Embora ainda haja recurso, a defesa acredita que será difícil a acusação reverter a qualificação do crime. O único questionamento pode ser em relação à pena
Tribunal do Júri condenou ontem Edvan Alves da Silva pelo assassinato e ocultação de cadáver da companheira Lélia Cristina Araújo Cruz. O crime ocorreu no dia 29 de abril de 2013 em Campo Florido. Este foi o último julgamento de novembro no Fórum Melo Viana
A defesa do réu foi feita por Marcelo Tônus de Melo Furtado, da Defensoria Pública, que utilizou como estratégia o homicídio privilegiado que é aquele cometido após violenta emoção após injusta provocação da vítima. Ele também demonstrou que não houve premeditação em relação ao crime que teria sido provocado pela vítima.

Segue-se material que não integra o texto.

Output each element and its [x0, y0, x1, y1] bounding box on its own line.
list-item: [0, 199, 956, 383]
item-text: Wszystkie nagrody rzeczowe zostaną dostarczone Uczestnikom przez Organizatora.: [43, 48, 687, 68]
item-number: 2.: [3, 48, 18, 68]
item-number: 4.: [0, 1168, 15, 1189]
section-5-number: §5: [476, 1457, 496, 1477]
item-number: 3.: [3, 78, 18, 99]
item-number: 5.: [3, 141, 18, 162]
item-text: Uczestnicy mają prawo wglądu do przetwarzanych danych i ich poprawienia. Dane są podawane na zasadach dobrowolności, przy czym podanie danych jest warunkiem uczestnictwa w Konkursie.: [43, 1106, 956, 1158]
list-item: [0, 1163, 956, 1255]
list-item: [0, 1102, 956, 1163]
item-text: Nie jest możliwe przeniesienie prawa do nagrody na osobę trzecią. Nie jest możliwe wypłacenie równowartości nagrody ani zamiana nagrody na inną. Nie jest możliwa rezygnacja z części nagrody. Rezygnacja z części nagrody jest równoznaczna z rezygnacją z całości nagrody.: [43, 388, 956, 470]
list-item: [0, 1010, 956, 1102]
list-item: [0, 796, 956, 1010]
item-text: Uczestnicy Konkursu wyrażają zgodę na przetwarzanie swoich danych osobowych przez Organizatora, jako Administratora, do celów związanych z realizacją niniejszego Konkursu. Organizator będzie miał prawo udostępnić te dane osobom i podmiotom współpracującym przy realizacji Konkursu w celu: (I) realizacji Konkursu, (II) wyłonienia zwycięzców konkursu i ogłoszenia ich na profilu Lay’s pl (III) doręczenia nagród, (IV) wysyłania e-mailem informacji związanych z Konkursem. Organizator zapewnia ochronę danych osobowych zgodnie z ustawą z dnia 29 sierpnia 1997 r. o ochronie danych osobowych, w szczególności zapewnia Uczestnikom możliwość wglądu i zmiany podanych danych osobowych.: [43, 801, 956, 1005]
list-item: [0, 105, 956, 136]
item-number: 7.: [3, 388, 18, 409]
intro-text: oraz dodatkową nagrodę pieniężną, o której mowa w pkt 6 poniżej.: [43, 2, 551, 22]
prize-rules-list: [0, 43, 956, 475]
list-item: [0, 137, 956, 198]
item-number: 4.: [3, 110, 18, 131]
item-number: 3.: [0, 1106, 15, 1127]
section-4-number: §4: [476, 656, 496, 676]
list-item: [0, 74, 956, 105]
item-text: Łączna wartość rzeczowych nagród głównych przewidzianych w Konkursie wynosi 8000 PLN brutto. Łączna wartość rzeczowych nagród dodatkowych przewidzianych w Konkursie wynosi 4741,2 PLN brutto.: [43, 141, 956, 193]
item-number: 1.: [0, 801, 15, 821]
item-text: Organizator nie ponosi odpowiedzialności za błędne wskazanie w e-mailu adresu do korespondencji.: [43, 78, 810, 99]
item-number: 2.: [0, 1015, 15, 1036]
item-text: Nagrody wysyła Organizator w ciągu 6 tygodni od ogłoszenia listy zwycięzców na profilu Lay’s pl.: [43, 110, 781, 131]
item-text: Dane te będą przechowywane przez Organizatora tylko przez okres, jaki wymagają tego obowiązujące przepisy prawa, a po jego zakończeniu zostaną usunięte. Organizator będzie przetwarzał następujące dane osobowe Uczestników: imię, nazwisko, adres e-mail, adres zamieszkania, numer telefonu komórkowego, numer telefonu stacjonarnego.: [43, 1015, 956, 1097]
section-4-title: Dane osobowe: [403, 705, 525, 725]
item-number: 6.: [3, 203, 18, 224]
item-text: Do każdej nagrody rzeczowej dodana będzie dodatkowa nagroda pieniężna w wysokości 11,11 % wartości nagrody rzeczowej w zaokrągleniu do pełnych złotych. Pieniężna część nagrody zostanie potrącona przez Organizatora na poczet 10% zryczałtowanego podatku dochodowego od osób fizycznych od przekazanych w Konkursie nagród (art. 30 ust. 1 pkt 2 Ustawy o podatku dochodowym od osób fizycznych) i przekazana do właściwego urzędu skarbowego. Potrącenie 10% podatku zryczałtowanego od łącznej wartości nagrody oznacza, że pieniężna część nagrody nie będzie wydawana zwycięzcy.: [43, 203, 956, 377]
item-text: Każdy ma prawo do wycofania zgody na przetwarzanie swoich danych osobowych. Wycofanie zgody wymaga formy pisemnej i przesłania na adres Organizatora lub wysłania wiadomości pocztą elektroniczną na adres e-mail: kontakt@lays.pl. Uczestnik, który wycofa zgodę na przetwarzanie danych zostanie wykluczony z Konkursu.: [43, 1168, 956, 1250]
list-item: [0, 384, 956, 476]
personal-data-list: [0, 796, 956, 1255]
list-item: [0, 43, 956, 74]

Já a acusação desempenhada pela promotora Silvana da Silva Azevedo buscava condenação do réu nos termos da denúncia de homicídio qualificado, tendo em vista que houve a impossibilidade de defesa da vítima.
O conselho de sentença reconheceu o homicídio privilegiado e ainda decotou a qualificadora. Conforme o defensor público, as provas nos autos contribuíram para a decisão.
O presidente do Tribunal do Júri, o juiz auxiliar da 3ª Vara Criminal, Adelson Soares de Oliveira, arbitrou uma pena de cinco anos de prisão no regime semiaberto.
Embora ainda haja recurso, a defesa acredita que será difícil a acusação reverter a qualificação do crime. O único questionamento pode ser em relação à pena.
De acordo com a denúncia, em uma briga, o réu pegou uma faca e acertou vários golpes na barriga da vítima, que morreu na hora. Em seguida, ele arrastou o corpo até um pasto e tentou escondê-lo atrás de arbustos. O suspeito deixou a vítima no pasto, voltou até a casa, lavou a faca e a guardou na gaveta do armário.